Выбрать главу

— А почему вы туда не идете? — спросил он.

Михаил Михайлович, взявший «шефство» над молодым офицером, продолжил его окучивать:

— Потому что туда далеко, — а для убедительности добавил, — зато там посвежее.

К сожалению, проблески пытливого сознания молодого старшего лейтенанта угасли, ограничившись лишь одной попыткой, что говорило об отсутствии какой-либо системы в его мыслительном процессе. Собственно именно поэтому он и был послан в одиннадцатый отсек.

Казалось бы, что здесь такого.

В общем-то, ничего. Просто на подводных лодках нашего проекта не существовало одиннадцатого отсека. Конструкторы нарисовали всего их десять штук, а судостроители, чтя проект, не удосужились сделать пристроечку хотя бы в виде какой-нибудь неказистой верандочки или кладовки-провизионки!

Допустим, какой-нибудь чудак обращается к жене с вопросом:

— Милая, а куда ты положила мои любимые красные носки?

И жена посылает его забрать любимые гольфы во вторую спальню для гостей, которой просто не существует даже в проекте. Вменяемый человек, естественно, поинтересуется:

— Дорогая, ты чего, рехнулась? Ты куда меня посылаешь?

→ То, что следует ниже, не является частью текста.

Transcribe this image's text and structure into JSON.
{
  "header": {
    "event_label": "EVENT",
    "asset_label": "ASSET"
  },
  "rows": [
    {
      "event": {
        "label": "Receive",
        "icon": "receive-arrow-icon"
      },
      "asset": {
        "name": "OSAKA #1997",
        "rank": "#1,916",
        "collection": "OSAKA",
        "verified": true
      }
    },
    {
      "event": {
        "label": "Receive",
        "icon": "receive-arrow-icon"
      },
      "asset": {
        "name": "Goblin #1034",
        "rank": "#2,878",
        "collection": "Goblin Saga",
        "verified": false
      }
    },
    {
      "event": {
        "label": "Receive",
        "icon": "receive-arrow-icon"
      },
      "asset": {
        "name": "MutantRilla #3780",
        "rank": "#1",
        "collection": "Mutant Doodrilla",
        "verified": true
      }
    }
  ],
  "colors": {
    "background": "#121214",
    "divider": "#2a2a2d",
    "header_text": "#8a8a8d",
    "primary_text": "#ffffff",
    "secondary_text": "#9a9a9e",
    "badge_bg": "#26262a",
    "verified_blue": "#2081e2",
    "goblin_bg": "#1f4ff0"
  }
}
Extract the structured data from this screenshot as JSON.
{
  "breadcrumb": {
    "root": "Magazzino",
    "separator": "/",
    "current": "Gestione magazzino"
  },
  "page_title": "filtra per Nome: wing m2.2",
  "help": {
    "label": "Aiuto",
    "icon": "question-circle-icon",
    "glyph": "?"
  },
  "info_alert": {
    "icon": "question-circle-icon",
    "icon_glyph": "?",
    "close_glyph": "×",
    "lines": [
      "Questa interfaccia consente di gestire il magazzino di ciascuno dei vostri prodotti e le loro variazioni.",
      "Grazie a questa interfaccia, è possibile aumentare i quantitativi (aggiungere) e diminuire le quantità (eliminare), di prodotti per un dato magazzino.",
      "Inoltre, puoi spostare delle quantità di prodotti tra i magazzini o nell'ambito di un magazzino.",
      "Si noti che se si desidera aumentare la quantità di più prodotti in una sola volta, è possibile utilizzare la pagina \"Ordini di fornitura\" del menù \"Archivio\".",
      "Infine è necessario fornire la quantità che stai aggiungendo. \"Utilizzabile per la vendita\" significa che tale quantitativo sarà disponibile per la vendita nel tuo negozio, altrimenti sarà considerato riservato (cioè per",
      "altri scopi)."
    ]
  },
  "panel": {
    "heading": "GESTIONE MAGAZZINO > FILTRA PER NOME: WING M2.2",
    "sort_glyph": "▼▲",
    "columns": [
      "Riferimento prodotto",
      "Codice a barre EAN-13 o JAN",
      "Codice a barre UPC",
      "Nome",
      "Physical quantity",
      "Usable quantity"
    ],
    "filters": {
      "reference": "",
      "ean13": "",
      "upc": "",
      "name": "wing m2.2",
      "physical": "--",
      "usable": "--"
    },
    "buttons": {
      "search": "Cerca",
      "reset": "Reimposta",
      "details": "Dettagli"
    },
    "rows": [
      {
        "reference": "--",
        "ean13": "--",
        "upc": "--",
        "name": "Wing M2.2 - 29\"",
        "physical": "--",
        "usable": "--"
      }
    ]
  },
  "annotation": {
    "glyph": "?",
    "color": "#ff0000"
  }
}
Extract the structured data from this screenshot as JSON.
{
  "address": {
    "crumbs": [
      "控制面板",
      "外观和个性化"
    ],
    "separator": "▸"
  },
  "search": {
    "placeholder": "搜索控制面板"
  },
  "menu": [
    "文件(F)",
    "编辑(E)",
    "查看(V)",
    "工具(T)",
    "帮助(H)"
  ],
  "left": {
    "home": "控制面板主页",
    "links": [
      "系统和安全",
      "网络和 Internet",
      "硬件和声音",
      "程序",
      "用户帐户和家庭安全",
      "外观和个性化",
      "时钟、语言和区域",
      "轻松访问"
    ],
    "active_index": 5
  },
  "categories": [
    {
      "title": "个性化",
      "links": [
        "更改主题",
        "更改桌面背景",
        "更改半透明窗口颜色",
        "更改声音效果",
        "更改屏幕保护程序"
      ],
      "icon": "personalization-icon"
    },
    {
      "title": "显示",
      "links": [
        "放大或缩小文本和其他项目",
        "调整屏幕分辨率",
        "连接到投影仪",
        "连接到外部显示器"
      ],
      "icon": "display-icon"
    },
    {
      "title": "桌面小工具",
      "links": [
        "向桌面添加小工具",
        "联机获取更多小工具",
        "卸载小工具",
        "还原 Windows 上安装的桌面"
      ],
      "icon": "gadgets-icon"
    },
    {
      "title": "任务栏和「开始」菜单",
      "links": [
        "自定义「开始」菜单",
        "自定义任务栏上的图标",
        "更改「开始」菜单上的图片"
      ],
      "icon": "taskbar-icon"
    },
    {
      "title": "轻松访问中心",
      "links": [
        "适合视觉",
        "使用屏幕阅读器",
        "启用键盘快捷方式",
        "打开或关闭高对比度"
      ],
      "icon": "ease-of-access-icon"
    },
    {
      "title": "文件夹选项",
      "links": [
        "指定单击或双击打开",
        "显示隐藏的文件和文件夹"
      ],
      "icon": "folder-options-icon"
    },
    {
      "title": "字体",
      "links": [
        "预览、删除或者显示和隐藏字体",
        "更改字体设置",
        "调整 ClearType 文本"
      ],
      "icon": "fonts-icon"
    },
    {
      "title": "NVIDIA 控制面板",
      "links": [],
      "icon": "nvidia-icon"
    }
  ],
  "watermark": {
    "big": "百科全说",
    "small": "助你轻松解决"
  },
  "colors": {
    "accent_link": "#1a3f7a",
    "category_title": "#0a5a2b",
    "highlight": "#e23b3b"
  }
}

А тут этот ретивый молодой лейтенант… Он не стал обременять ни начальство, ни тем более себя никчемными вопросами, а просто побежал отправлять свою потребность по рекомендации старого мичмана в несуществующий одиннадцатый отсек.

— Это ж надо! Он еще и побежал! — сказал Николай Иванович, понуро выдохнув.

Эту дружескую беседу, сопровождающуюся незначительным эмоциональным накалом, можно трактовать как образцово-показательное тестирование человека на предмет его соответствия занимаемой должности и вытекающим из нее функциям.

Интендант Михаил Михайлович, загоняя в углы глаз искринку смеха и посылая доброго молодца не знамо куда, вел беседу как бы на полном серьезе. Правда, до тех пор, пока тот не хлопнул за собой переборочной дверью.

Замполит Василий Сергеевич, веселясь и наблюдая, как естествоиспытатель за кроликом, над которым проводят остроумный опыт, хитро подмигнул Михайловичу.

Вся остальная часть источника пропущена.